Russian officials have recently suggested a number of modifications to the draft law “on digital financial assets,” including tax breaks and lighter ICO restrictions.
Russian officials have considered a number of amendments to the draft law “On Digital Financial Assets” during a meeting of the Ministry of Economic Development of the Russian Federation that took place Feb. 27.
The major modifications proposed by the officials include a digital currency assets income tax break and a tenfold increase of the limit on individual Initial Coin Offering (ICO) investments – from the initially suggested 50,000 rubles, or about $900, to 500,000 rubles, equivalent to about $9,000.
The working group also suggested that Russian investors in digital assets should be allowed to open accounts on foreign cryptocurrency exchanges, as well as to buy ICO tokens from abroad. Similarly, non-residents should be allowed to invest in Russian ICO projects, the officials have argued.
The meeting included representatives from Russia’s Ministry of Communications and Mass Media (Minkomsvyaz) that earlier published a document establishing the rules for ICO projects.
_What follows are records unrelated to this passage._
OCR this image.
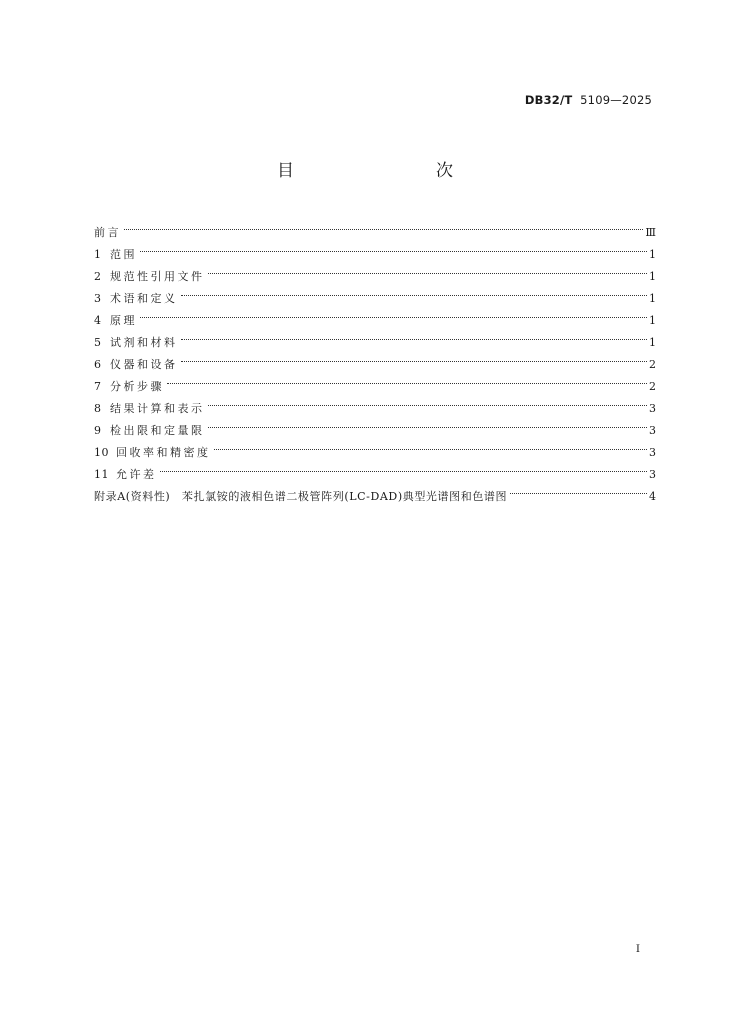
DB32/T 5109—2025
目　　次
前言	Ⅲ
1 范围	1
2 规范性引用文件	1
3 术语和定义	1
4 原理	1
5 试剂和材料	1
6 仪器和设备	2
7 分析步骤	2
8 结果计算和表示	3
9 检出限和定量限	3
10 回收率和精密度	3
11 允许差	3
附录A(资料性)　苯扎氯铵的液相色谱二极管阵列(LC-DAD)典型光谱图和色谱图	4
I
Also attending were the Russian Ministry of Justice, the Central Bank, the Federal Antimonopoly Service of Russia (FAS), and others. Their proposals will be further reviewed by the dedicated Government Commission.
The Ministry of Finance (Minfin), which actually issued the draft law “On Digital Financial Assets” on Jan. 25, 2018, did not take part in the meeting.
Recently, the Moscow Arbitration Court has ruled to exclude digital currencies from assets that can be seized for debt payment citing as reason the fact that cryptocurrencies remain legally undefined in Russia.
As reported by Cointelegraph auf Deutschland on Thursday, Mar. 1, German authorities have made a similar decision to exempt cryptocurrency transactions from taxes when they are used as a means of payment.